After first travelling to Greece in 1981 with the Aegean Women’s Studies Institute led by her friend Ellen Boneparth, Carol fell in love with the country. She chose to live in Greece, first in Molivos on the beautiful island of Lesbos, and then moving recently to Heraklion, Crete. She had a passion for saving the environment and was active in the Green movement in Greece. She also had a love for swimming in the Aegean and sharing Greek food and wine with friends in Greece and from overseas.
Carol’s fascination with Crete, ancient and modern, led her to found the Ariadne Institute for the Study of Myth and Ritual, through which she offered an educational tour, “Pilgrimage to the Goddess” twice annually. These tours introduced many to a direct experience of the ancient Earth Mother Goddess in Crete (goddessariadne.org).
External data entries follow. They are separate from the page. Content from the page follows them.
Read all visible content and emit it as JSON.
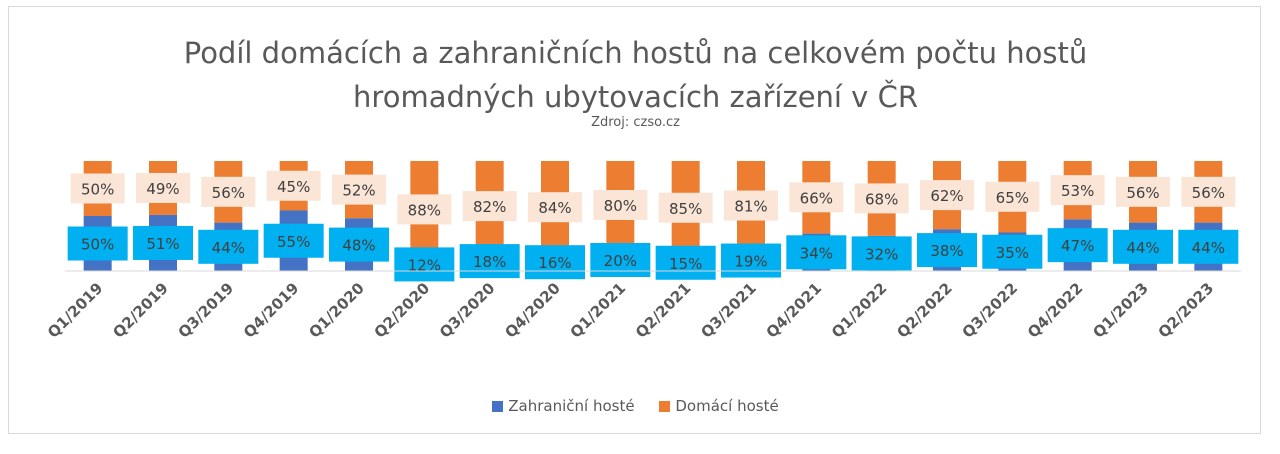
{
  "chart_data": {
    "type": "bar",
    "stacked": true,
    "title_line1": "Podíl domácích a zahraničních hostů na celkovém počtu hostů",
    "title_line2": "hromadných ubytovacích zařízení v ČR",
    "subtitle": "Zdroj: czso.cz",
    "categories": [
      "Q1/2019",
      "Q2/2019",
      "Q3/2019",
      "Q4/2019",
      "Q1/2020",
      "Q2/2020",
      "Q3/2020",
      "Q4/2020",
      "Q1/2021",
      "Q2/2021",
      "Q3/2021",
      "Q4/2021",
      "Q1/2022",
      "Q2/2022",
      "Q3/2022",
      "Q4/2022",
      "Q1/2023",
      "Q2/2023"
    ],
    "series": [
      {
        "name": "Zahraniční hosté",
        "color": "#4472c4",
        "label_bg": "#00b0f0",
        "values": [
          50,
          51,
          44,
          55,
          48,
          12,
          18,
          16,
          20,
          15,
          19,
          34,
          32,
          38,
          35,
          47,
          44,
          44
        ],
        "labels": [
          "50%",
          "51%",
          "44%",
          "55%",
          "48%",
          "12%",
          "18%",
          "16%",
          "20%",
          "15%",
          "19%",
          "34%",
          "32%",
          "38%",
          "35%",
          "47%",
          "44%",
          "44%"
        ]
      },
      {
        "name": "Domácí hosté",
        "color": "#ed7d31",
        "label_bg": "#fbe5d6",
        "values": [
          50,
          49,
          56,
          45,
          52,
          88,
          82,
          84,
          80,
          85,
          81,
          66,
          68,
          62,
          65,
          53,
          56,
          56
        ],
        "labels": [
          "50%",
          "49%",
          "56%",
          "45%",
          "52%",
          "88%",
          "82%",
          "84%",
          "80%",
          "85%",
          "81%",
          "66%",
          "68%",
          "62%",
          "65%",
          "53%",
          "56%",
          "56%"
        ]
      }
    ],
    "ylim": [
      0,
      100
    ],
    "grid": false,
    "legend_position": "bottom"
  }
}
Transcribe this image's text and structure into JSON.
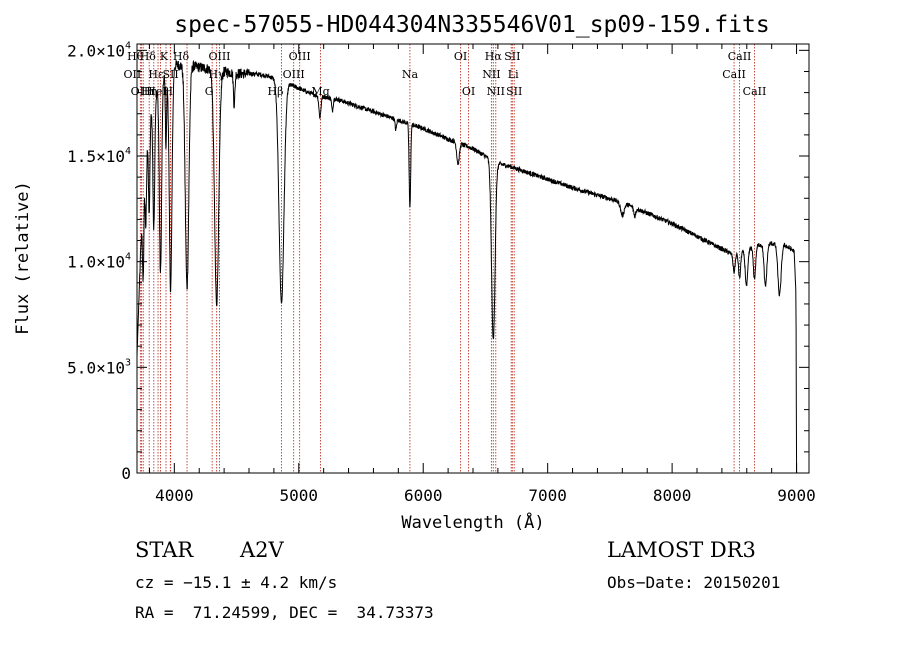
{
  "chart_data": {
    "type": "line",
    "title": "spec-57055-HD044304N335546V01_sp09-159.fits",
    "xlabel": "Wavelength (Å)",
    "ylabel": "Flux (relative)",
    "xlim": [
      3700,
      9100
    ],
    "ylim": [
      0,
      20300
    ],
    "x_ticks": [
      {
        "value": 4000,
        "label": "4000"
      },
      {
        "value": 5000,
        "label": "5000"
      },
      {
        "value": 6000,
        "label": "6000"
      },
      {
        "value": 7000,
        "label": "7000"
      },
      {
        "value": 8000,
        "label": "8000"
      },
      {
        "value": 9000,
        "label": "9000"
      }
    ],
    "y_ticks": [
      {
        "value": 0,
        "mant": "0",
        "exp": ""
      },
      {
        "value": 5000,
        "mant": "5.0×10",
        "exp": "3"
      },
      {
        "value": 10000,
        "mant": "1.0×10",
        "exp": "4"
      },
      {
        "value": 15000,
        "mant": "1.5×10",
        "exp": "4"
      },
      {
        "value": 20000,
        "mant": "2.0×10",
        "exp": "4"
      }
    ],
    "continuum": [
      [
        3700,
        5500
      ],
      [
        3720,
        9000
      ],
      [
        3740,
        12000
      ],
      [
        3760,
        14500
      ],
      [
        3780,
        15800
      ],
      [
        3800,
        16800
      ],
      [
        3850,
        17800
      ],
      [
        3900,
        18600
      ],
      [
        3950,
        19100
      ],
      [
        4000,
        19300
      ],
      [
        4100,
        19300
      ],
      [
        4200,
        19200
      ],
      [
        4300,
        19100
      ],
      [
        4400,
        19000
      ],
      [
        4500,
        18900
      ],
      [
        4600,
        18900
      ],
      [
        4700,
        18850
      ],
      [
        4800,
        18700
      ],
      [
        4900,
        18450
      ],
      [
        5000,
        18200
      ],
      [
        5100,
        17950
      ],
      [
        5200,
        17800
      ],
      [
        5300,
        17700
      ],
      [
        5500,
        17300
      ],
      [
        5700,
        16900
      ],
      [
        5900,
        16500
      ],
      [
        6000,
        16300
      ],
      [
        6200,
        15800
      ],
      [
        6400,
        15350
      ],
      [
        6600,
        14650
      ],
      [
        6700,
        14500
      ],
      [
        6800,
        14300
      ],
      [
        7000,
        13900
      ],
      [
        7200,
        13500
      ],
      [
        7400,
        13150
      ],
      [
        7600,
        12800
      ],
      [
        7800,
        12300
      ],
      [
        8000,
        11800
      ],
      [
        8200,
        11200
      ],
      [
        8400,
        10600
      ],
      [
        8500,
        10300
      ],
      [
        8600,
        10550
      ],
      [
        8700,
        10800
      ],
      [
        8800,
        10850
      ],
      [
        8900,
        10800
      ],
      [
        8980,
        10500
      ],
      [
        8995,
        8500
      ],
      [
        9000,
        0
      ]
    ],
    "absorption": [
      {
        "center": 3750,
        "depth": 4000,
        "width": 6
      },
      {
        "center": 3771,
        "depth": 3500,
        "width": 6
      },
      {
        "center": 3798,
        "depth": 4500,
        "width": 6
      },
      {
        "center": 3835,
        "depth": 6000,
        "width": 7
      },
      {
        "center": 3889,
        "depth": 9000,
        "width": 9
      },
      {
        "center": 3933,
        "depth": 3500,
        "width": 5
      },
      {
        "center": 3970,
        "depth": 10500,
        "width": 11
      },
      {
        "center": 4102,
        "depth": 10500,
        "width": 14
      },
      {
        "center": 4340,
        "depth": 11000,
        "width": 17
      },
      {
        "center": 4481,
        "depth": 1500,
        "width": 6
      },
      {
        "center": 4861,
        "depth": 10500,
        "width": 20
      },
      {
        "center": 5170,
        "depth": 1000,
        "width": 8
      },
      {
        "center": 5270,
        "depth": 600,
        "width": 6
      },
      {
        "center": 5780,
        "depth": 500,
        "width": 6
      },
      {
        "center": 5893,
        "depth": 4000,
        "width": 6
      },
      {
        "center": 6280,
        "depth": 1000,
        "width": 10
      },
      {
        "center": 6563,
        "depth": 8500,
        "width": 14
      },
      {
        "center": 7600,
        "depth": 600,
        "width": 14
      },
      {
        "center": 7700,
        "depth": 400,
        "width": 8
      },
      {
        "center": 8498,
        "depth": 800,
        "width": 8
      },
      {
        "center": 8542,
        "depth": 1200,
        "width": 8
      },
      {
        "center": 8598,
        "depth": 1700,
        "width": 10
      },
      {
        "center": 8662,
        "depth": 1500,
        "width": 9
      },
      {
        "center": 8750,
        "depth": 2000,
        "width": 11
      },
      {
        "center": 8863,
        "depth": 2400,
        "width": 13
      }
    ],
    "lines": [
      {
        "wave": 3750,
        "label": "Hθ",
        "row": 1
      },
      {
        "wave": 3727,
        "label": "OII",
        "row": 2
      },
      {
        "wave": 3737,
        "label": "OIII",
        "row": 3
      },
      {
        "wave": 3798,
        "label": "Hη",
        "row": 3
      },
      {
        "wave": 3835,
        "label": "Hδ",
        "row": 1
      },
      {
        "wave": 3869,
        "label": "Hε",
        "row": 2
      },
      {
        "wave": 3889,
        "label": "HeI",
        "row": 3
      },
      {
        "wave": 3933,
        "label": "K",
        "row": 1
      },
      {
        "wave": 3970,
        "label": "SII",
        "row": 2
      },
      {
        "wave": 3968,
        "label": "H",
        "row": 3
      },
      {
        "wave": 4102,
        "label": "Hδ",
        "row": 1
      },
      {
        "wave": 4304,
        "label": "G",
        "row": 3
      },
      {
        "wave": 4340,
        "label": "Hγ",
        "row": 2
      },
      {
        "wave": 4363,
        "label": "OIII",
        "row": 1
      },
      {
        "wave": 4861,
        "label": "Hβ",
        "row": 3
      },
      {
        "wave": 4959,
        "label": "OIII",
        "row": 2
      },
      {
        "wave": 5007,
        "label": "OIII",
        "row": 1
      },
      {
        "wave": 5175,
        "label": "Mg",
        "row": 3
      },
      {
        "wave": 5893,
        "label": "Na",
        "row": 2
      },
      {
        "wave": 6300,
        "label": "OI",
        "row": 1
      },
      {
        "wave": 6364,
        "label": "OI",
        "row": 3
      },
      {
        "wave": 6548,
        "label": "NII",
        "row": 2
      },
      {
        "wave": 6563,
        "label": "Hα",
        "row": 1
      },
      {
        "wave": 6583,
        "label": "NII",
        "row": 3
      },
      {
        "wave": 6707,
        "label": "Li",
        "row": 2
      },
      {
        "wave": 6716,
        "label": "SII",
        "row": 1
      },
      {
        "wave": 6731,
        "label": "SII",
        "row": 3
      },
      {
        "wave": 8498,
        "label": "CaII",
        "row": 2
      },
      {
        "wave": 8542,
        "label": "CaII",
        "row": 1
      },
      {
        "wave": 8662,
        "label": "CaII",
        "row": 3
      }
    ]
  },
  "info": {
    "object_class": "STAR",
    "subclass": "A2V",
    "survey": "LAMOST DR3",
    "cz": "cz = −15.1 ± 4.2 km/s",
    "obs_date": "Obs−Date: 20150201",
    "coords": "RA =  71.24599, DEC =  34.73373"
  },
  "colors": {
    "spectrum": "#000000",
    "line_marker": "#c0392b",
    "axis": "#000000"
  }
}
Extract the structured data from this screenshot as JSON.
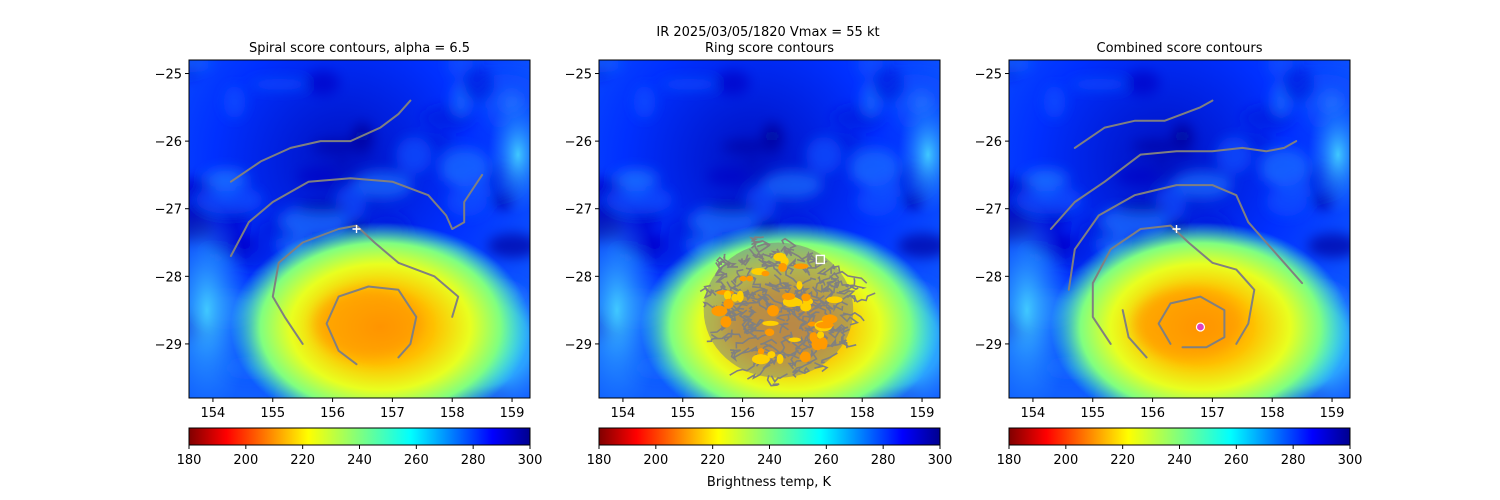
{
  "figure": {
    "suptitle_line1": "IR  2025/03/05/1820    Vmax = 55 kt",
    "colorbar_label": "Brightness temp, K"
  },
  "chart_data": [
    {
      "type": "heatmap",
      "title": "Spiral score contours, alpha =  6.5",
      "xlim": [
        153.6,
        159.3
      ],
      "ylim": [
        -29.8,
        -24.8
      ],
      "xticks": [
        154,
        155,
        156,
        157,
        158,
        159
      ],
      "yticks": [
        -25,
        -26,
        -27,
        -28,
        -29
      ],
      "center_marker": {
        "x": 156.4,
        "y": -27.3,
        "symbol": "+",
        "color": "#ffffff"
      },
      "contour_color": "#808080",
      "contours": [
        [
          [
            154.3,
            -26.6
          ],
          [
            154.8,
            -26.3
          ],
          [
            155.3,
            -26.1
          ],
          [
            155.8,
            -26.0
          ],
          [
            156.3,
            -26.0
          ],
          [
            156.8,
            -25.8
          ],
          [
            157.1,
            -25.6
          ],
          [
            157.3,
            -25.4
          ]
        ],
        [
          [
            154.3,
            -27.7
          ],
          [
            154.6,
            -27.2
          ],
          [
            155.0,
            -26.9
          ],
          [
            155.6,
            -26.6
          ],
          [
            156.3,
            -26.55
          ],
          [
            157.0,
            -26.6
          ],
          [
            157.6,
            -26.8
          ],
          [
            157.9,
            -27.1
          ],
          [
            158.0,
            -27.3
          ],
          [
            158.2,
            -27.2
          ],
          [
            158.2,
            -26.9
          ],
          [
            158.5,
            -26.5
          ]
        ],
        [
          [
            155.5,
            -29.0
          ],
          [
            155.2,
            -28.6
          ],
          [
            155.0,
            -28.3
          ],
          [
            155.1,
            -27.8
          ],
          [
            155.5,
            -27.5
          ],
          [
            156.1,
            -27.3
          ],
          [
            156.4,
            -27.25
          ],
          [
            156.7,
            -27.5
          ],
          [
            157.1,
            -27.8
          ],
          [
            157.7,
            -28.0
          ],
          [
            158.1,
            -28.3
          ],
          [
            158.0,
            -28.6
          ]
        ],
        [
          [
            156.4,
            -29.3
          ],
          [
            156.1,
            -29.1
          ],
          [
            155.9,
            -28.7
          ],
          [
            156.1,
            -28.3
          ],
          [
            156.6,
            -28.15
          ],
          [
            157.1,
            -28.2
          ],
          [
            157.4,
            -28.6
          ],
          [
            157.3,
            -29.0
          ],
          [
            157.1,
            -29.2
          ]
        ]
      ],
      "colorbar": {
        "cmap": "jet_r",
        "vmin": 180,
        "vmax": 300,
        "ticks": [
          180,
          200,
          220,
          240,
          260,
          280,
          300
        ]
      }
    },
    {
      "type": "heatmap",
      "title": "Ring score contours",
      "xlim": [
        153.6,
        159.3
      ],
      "ylim": [
        -29.8,
        -24.8
      ],
      "xticks": [
        154,
        155,
        156,
        157,
        158,
        159
      ],
      "yticks": [
        -25,
        -26,
        -27,
        -28,
        -29
      ],
      "center_marker": {
        "x": 157.3,
        "y": -27.75,
        "symbol": "square",
        "color": "#ffffff"
      },
      "contour_color": "#808080",
      "ring_region": {
        "cx": 156.6,
        "cy": -28.5,
        "rx_deg": 1.25,
        "ry_deg": 1.0
      },
      "colorbar": {
        "cmap": "jet_r",
        "vmin": 180,
        "vmax": 300,
        "ticks": [
          180,
          200,
          220,
          240,
          260,
          280,
          300
        ]
      }
    },
    {
      "type": "heatmap",
      "title": "Combined score contours",
      "xlim": [
        153.6,
        159.3
      ],
      "ylim": [
        -29.8,
        -24.8
      ],
      "xticks": [
        154,
        155,
        156,
        157,
        158,
        159
      ],
      "yticks": [
        -25,
        -26,
        -27,
        -28,
        -29
      ],
      "center_marker": {
        "x": 156.4,
        "y": -27.3,
        "symbol": "+",
        "color": "#ffffff"
      },
      "combined_marker": {
        "x": 156.8,
        "y": -28.75,
        "symbol": "circle",
        "color": "#e040c0"
      },
      "contour_color": "#808080",
      "contours": [
        [
          [
            154.7,
            -26.1
          ],
          [
            155.2,
            -25.8
          ],
          [
            155.7,
            -25.7
          ],
          [
            156.2,
            -25.7
          ],
          [
            156.5,
            -25.6
          ],
          [
            156.8,
            -25.5
          ],
          [
            157.0,
            -25.4
          ]
        ],
        [
          [
            154.3,
            -27.3
          ],
          [
            154.7,
            -26.9
          ],
          [
            155.2,
            -26.6
          ],
          [
            155.8,
            -26.2
          ],
          [
            156.4,
            -26.15
          ],
          [
            157.0,
            -26.15
          ],
          [
            157.5,
            -26.1
          ],
          [
            157.9,
            -26.15
          ],
          [
            158.2,
            -26.1
          ],
          [
            158.4,
            -26.0
          ]
        ],
        [
          [
            154.6,
            -28.2
          ],
          [
            154.7,
            -27.6
          ],
          [
            155.1,
            -27.1
          ],
          [
            155.7,
            -26.8
          ],
          [
            156.4,
            -26.65
          ],
          [
            157.0,
            -26.65
          ],
          [
            157.4,
            -26.8
          ],
          [
            157.6,
            -27.2
          ],
          [
            157.9,
            -27.5
          ],
          [
            158.2,
            -27.8
          ],
          [
            158.5,
            -28.1
          ]
        ],
        [
          [
            155.3,
            -29.0
          ],
          [
            155.0,
            -28.6
          ],
          [
            155.0,
            -28.1
          ],
          [
            155.3,
            -27.6
          ],
          [
            155.8,
            -27.3
          ],
          [
            156.3,
            -27.25
          ],
          [
            156.6,
            -27.5
          ],
          [
            157.0,
            -27.8
          ],
          [
            157.4,
            -27.9
          ],
          [
            157.7,
            -28.2
          ],
          [
            157.6,
            -28.7
          ],
          [
            157.4,
            -29.0
          ]
        ],
        [
          [
            155.9,
            -29.2
          ],
          [
            155.6,
            -28.9
          ],
          [
            155.5,
            -28.5
          ]
        ],
        [
          [
            156.3,
            -29.0
          ],
          [
            156.1,
            -28.7
          ],
          [
            156.3,
            -28.4
          ],
          [
            156.8,
            -28.3
          ],
          [
            157.2,
            -28.5
          ],
          [
            157.2,
            -28.9
          ],
          [
            156.9,
            -29.05
          ],
          [
            156.5,
            -29.05
          ]
        ]
      ],
      "colorbar": {
        "cmap": "jet_r",
        "vmin": 180,
        "vmax": 300,
        "ticks": [
          180,
          200,
          220,
          240,
          260,
          280,
          300
        ]
      }
    }
  ],
  "panel_titles": [
    "Spiral score contours, alpha =  6.5",
    "Ring score contours",
    "Combined score contours"
  ]
}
In her most recent article, for the Encyclopedia of Women in World Religion: Faith and Culture, Christ wrote about the Goddess religion and culture of her beloved island of Crete, and the roles women played in that “egalitarian matriarchal” civilization. Her eloquent words speak not only to the Goddess religion of ancient Crete, but also to the spirituality and ethical values she also cherished, which are much needed in our own culture today.
As discerners and guardians of the mysteries, women created rituals to celebrate the Source of Life and to pass the secrets of agriculture, pottery, and weaving down through the generations. The major rituals of the agricultural cycle involved blessing the seeds before planting, offering the first fruits of the harvest to the Goddess, and sharing the bounty of the harvest in communal feasts. These rituals establish that life is a gift of the Goddess and institute gift-giving as a cultural practice. As women controlled the secrets of agriculture, it makes sense that land was held by maternal clans, that kinship and inheritance passed through the maternal line, and that governance and decision-making for the group were in the hands of the elders of the maternal clan. In this context, the intelligence, love, and generosity of mothers and clan mothers would have been understood to reflect the intelligence, love, and generosity of the Goddess.*
*Carol P. Christ, “Crete, Religion and Culture” Encyclopedia of Women in World Religions: Faith and Culture across History [2 volumes] edited by Susan de-Gaia | Nov 16, 2018 ABC-Clio Santa Barbara 2019.